I am so very sorry for your loss of Gunner, what a beautiful boy. 

My thoughts are with you and your family. 

Godspeed Gunner


----------



## AngelCoopersMom (Oct 15, 2015)

I am so sorry for your loss. The hurt is real. Cooper is with him playing and chasing those critters. Hugs and prayers.


----------



## swishywagga (Nov 13, 2012)

I am so very sorry for the loss of beautiful Gunner, you are in my thoughts and prayers.


----------



## jennretz (Jul 24, 2013)

So very sorry for your loss. He was such a beautiful boy.


----------



## Neeko13 (Jul 10, 2010)

I'm sorry for your loss... He was a beautiful boy.....


----------



## L.Rocco (Jul 28, 2015)

I am so sorry for your loss!!!


----------



## ssacres (Sep 29, 2012)

It's always so hard to say goodbye.. I am sorry for the loss of your beautiful Gunner.


----------



## Ljilly28 (Jan 22, 2008)

He is such a a beautiful dog- very sorry for your great loss


----------



## Mel (Sep 9, 2008)

I´m crying with you all the way on the other side of the hemisphere. Such a beautiful boy. I feel your pain.


----------



## Pilgrim123 (Jul 26, 2014)

Gunner was a lovely-looking dog. I'm sorry for your loss.
My boy was also crippled with arthritis. It surprised me how much the thought of him being able to run and swim again eased those lonely first days without him.


----------



## goldenewbie (Nov 10, 2011)

I am very sorry for your loss... Gunner was such a beautiful boy! 

Run free Gunner...!


----------



## Harleysmum (Aug 19, 2014)

So sorry for the loss of dear Gunner. So many much loved goldens lost this year.


----------



## gold4me (Mar 12, 2006)

Sending you cyber hugs. I am so sorry!


----------



## Penny & Maggie's Mom (Oct 4, 2007)

I'm so so sorry. Godspeed sweet boy. Hugs to you all.


----------



## Brinkleythegolden (Jun 18, 2012)

I'm so sorry for your loss....


----------



## KathyL (Jul 6, 2011)

Oh, what a handsome big red boy he is. I am so sorry for you and your family.

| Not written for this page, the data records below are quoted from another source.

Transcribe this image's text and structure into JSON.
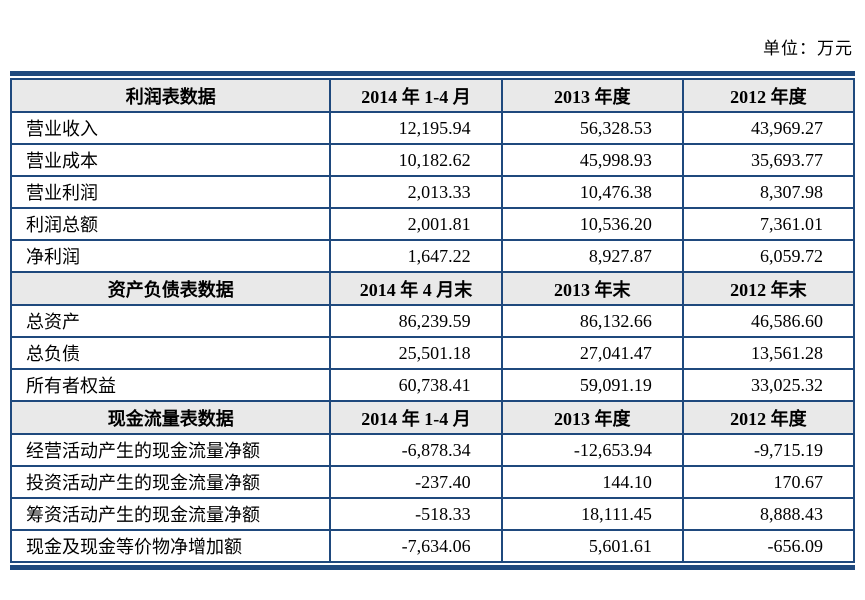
{
  "page": {
    "unit_label": "单位：万元"
  },
  "table": {
    "border_color": "#1F497D",
    "header_bg": "#E9E9E9",
    "sections": [
      {
        "title": "利润表数据",
        "columns": [
          "2014 年 1-4 月",
          "2013 年度",
          "2012 年度"
        ],
        "rows": [
          {
            "label": "营业收入",
            "values": [
              "12,195.94",
              "56,328.53",
              "43,969.27"
            ]
          },
          {
            "label": "营业成本",
            "values": [
              "10,182.62",
              "45,998.93",
              "35,693.77"
            ]
          },
          {
            "label": "营业利润",
            "values": [
              "2,013.33",
              "10,476.38",
              "8,307.98"
            ]
          },
          {
            "label": "利润总额",
            "values": [
              "2,001.81",
              "10,536.20",
              "7,361.01"
            ]
          },
          {
            "label": "净利润",
            "values": [
              "1,647.22",
              "8,927.87",
              "6,059.72"
            ]
          }
        ]
      },
      {
        "title": "资产负债表数据",
        "columns": [
          "2014 年 4 月末",
          "2013 年末",
          "2012 年末"
        ],
        "rows": [
          {
            "label": "总资产",
            "values": [
              "86,239.59",
              "86,132.66",
              "46,586.60"
            ]
          },
          {
            "label": "总负债",
            "values": [
              "25,501.18",
              "27,041.47",
              "13,561.28"
            ]
          },
          {
            "label": "所有者权益",
            "values": [
              "60,738.41",
              "59,091.19",
              "33,025.32"
            ]
          }
        ]
      },
      {
        "title": "现金流量表数据",
        "columns": [
          "2014 年 1-4 月",
          "2013 年度",
          "2012 年度"
        ],
        "rows": [
          {
            "label": "经营活动产生的现金流量净额",
            "values": [
              "-6,878.34",
              "-12,653.94",
              "-9,715.19"
            ]
          },
          {
            "label": "投资活动产生的现金流量净额",
            "values": [
              "-237.40",
              "144.10",
              "170.67"
            ]
          },
          {
            "label": "筹资活动产生的现金流量净额",
            "values": [
              "-518.33",
              "18,111.45",
              "8,888.43"
            ]
          },
          {
            "label": "现金及现金等价物净增加额",
            "values": [
              "-7,634.06",
              "5,601.61",
              "-656.09"
            ]
          }
        ]
      }
    ]
  }
}
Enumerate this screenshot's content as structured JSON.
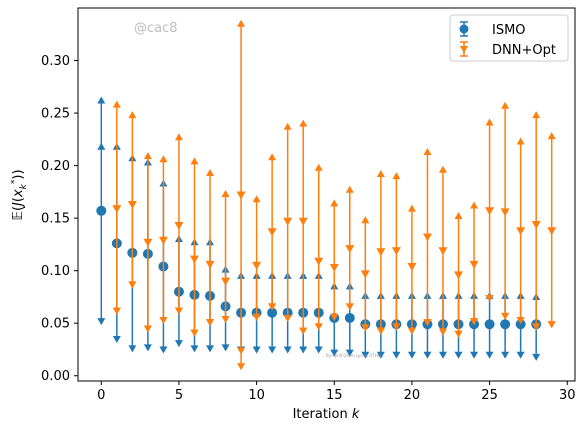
{
  "chart_data": {
    "type": "scatter",
    "title": "",
    "xlabel": "Iteration k",
    "ylabel": "𝔼(J(x_k^*))",
    "xlim": [
      -1.5,
      30.5
    ],
    "ylim": [
      -0.005,
      0.35
    ],
    "xticks": [
      0,
      5,
      10,
      15,
      20,
      25,
      30
    ],
    "yticks": [
      0.0,
      0.05,
      0.1,
      0.15,
      0.2,
      0.25,
      0.3
    ],
    "grid": false,
    "legend_position": "top-right",
    "watermark": "@cac8",
    "footnote": "By Kyrill Olsen Lyu @ DTHU ...",
    "series": [
      {
        "name": "ISMO",
        "color": "#1f77b4",
        "marker": "circle",
        "x": [
          0,
          1,
          2,
          3,
          4,
          5,
          6,
          7,
          8,
          9,
          10,
          11,
          12,
          13,
          14,
          15,
          16,
          17,
          18,
          19,
          20,
          21,
          22,
          23,
          24,
          25,
          26,
          27,
          28
        ],
        "y": [
          0.157,
          0.126,
          0.117,
          0.116,
          0.104,
          0.08,
          0.077,
          0.076,
          0.066,
          0.06,
          0.06,
          0.06,
          0.06,
          0.06,
          0.06,
          0.055,
          0.055,
          0.049,
          0.049,
          0.049,
          0.049,
          0.049,
          0.049,
          0.049,
          0.049,
          0.049,
          0.049,
          0.049,
          0.049
        ],
        "mid": [
          0.218,
          0.218,
          0.207,
          0.203,
          0.183,
          0.13,
          0.127,
          0.127,
          0.101,
          0.095,
          0.095,
          0.095,
          0.095,
          0.095,
          0.095,
          0.085,
          0.085,
          0.076,
          0.076,
          0.076,
          0.076,
          0.076,
          0.076,
          0.076,
          0.076,
          0.076,
          0.076,
          0.076,
          0.075
        ],
        "upper": [
          0.262,
          0.218,
          0.207,
          0.203,
          0.183,
          0.13,
          0.127,
          0.127,
          0.101,
          0.095,
          0.095,
          0.095,
          0.095,
          0.095,
          0.095,
          0.085,
          0.085,
          0.076,
          0.076,
          0.076,
          0.076,
          0.076,
          0.076,
          0.076,
          0.076,
          0.076,
          0.076,
          0.076,
          0.075
        ],
        "lower": [
          0.052,
          0.035,
          0.026,
          0.027,
          0.025,
          0.031,
          0.026,
          0.026,
          0.027,
          0.025,
          0.025,
          0.025,
          0.025,
          0.025,
          0.025,
          0.022,
          0.022,
          0.02,
          0.02,
          0.02,
          0.02,
          0.02,
          0.02,
          0.02,
          0.02,
          0.02,
          0.02,
          0.02,
          0.018
        ]
      },
      {
        "name": "DNN+Opt",
        "color": "#ff7f0e",
        "marker": "triangle-down",
        "x": [
          1,
          2,
          3,
          4,
          5,
          6,
          7,
          8,
          9,
          10,
          11,
          12,
          13,
          14,
          15,
          16,
          17,
          18,
          19,
          20,
          21,
          22,
          23,
          24,
          25,
          26,
          27,
          28,
          29
        ],
        "y": [
          0.159,
          0.163,
          0.127,
          0.129,
          0.143,
          0.111,
          0.106,
          0.09,
          0.172,
          0.105,
          0.137,
          0.147,
          0.147,
          0.109,
          0.103,
          0.121,
          0.097,
          0.118,
          0.119,
          0.104,
          0.132,
          0.119,
          0.096,
          0.106,
          0.157,
          0.156,
          0.138,
          0.144,
          0.138
        ],
        "upper": [
          0.258,
          0.248,
          0.209,
          0.206,
          0.227,
          0.204,
          0.193,
          0.173,
          0.335,
          0.168,
          0.208,
          0.237,
          0.24,
          0.198,
          0.164,
          0.177,
          0.148,
          0.192,
          0.19,
          0.159,
          0.213,
          0.196,
          0.152,
          0.162,
          0.241,
          0.257,
          0.223,
          0.248,
          0.228
        ],
        "mid": [
          0.062,
          0.087,
          0.045,
          0.053,
          0.062,
          0.041,
          0.051,
          0.054,
          0.024,
          0.056,
          0.066,
          0.055,
          0.043,
          0.047,
          0.056,
          0.066,
          0.046,
          0.043,
          0.047,
          0.043,
          0.051,
          0.042,
          0.04,
          0.052,
          0.074,
          0.057,
          0.053,
          0.047,
          0.049
        ],
        "lower": [
          0.062,
          0.087,
          0.045,
          0.053,
          0.062,
          0.041,
          0.051,
          0.054,
          0.009,
          0.056,
          0.066,
          0.055,
          0.043,
          0.047,
          0.056,
          0.066,
          0.046,
          0.043,
          0.047,
          0.043,
          0.051,
          0.042,
          0.04,
          0.052,
          0.074,
          0.057,
          0.053,
          0.047,
          0.049
        ]
      }
    ]
  }
}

And Gunner will be chasing rabbits and squirrels again so they better beware.


----------



## Karen519 (Aug 21, 2006)

*Gunner*

I'm sure Gunner is chasing rabbits with my Smooch and Snobear.
What a beautiful boy! Rest in peace, sweetheart.
I added Gunner to the Rainbow Bridge List:
http://www.goldenretrieverforum.com...ainbow-bridge-list-2015-a-15.html#post6189922


----------



## KKaren (Oct 29, 2014)

I'm sorry to hear about your beloved Gunner. Run fast and free sweet one. Kind thoughts for you and your family at this difficult time.


----------



## Gunners Mommy (Feb 24, 2013)

Thank all of you for your kind words. It has been almost one week since Gunner crossed over, and I miss him so very very much. But he is much better off, no pain, able to run and play and not have to sit down and no more panting.

My son is still reeling over this. He is 14, first pet that he had to say good bye to and he cannot even concentrate on his basketball. won't tell the coach what is wrong. I hope he can pull things together. Gunner was his buddy

Again, thank you all for your kind words


----------



## L.Rocco (Jul 28, 2015)

Gunners Mommy said:


> My son is still reeling over this. He is 14, first pet that he had to say good bye to and he cannot even concentrate on his basketball. won't tell the coach what is wrong. I hope he can pull things together. Gunner was his buddy


I lost my Kid this july, I was 17 and he had been with me for the 2/3 of my life I actually remember. He was also the first pet I lost, it's incredibly hard, but life will push your son forward and it will become easier for him to deal with the loss of Gunner.


----------



## Jud (Aug 10, 2015)

I am so sorry for the loss of your beautiful boy !!!!


----------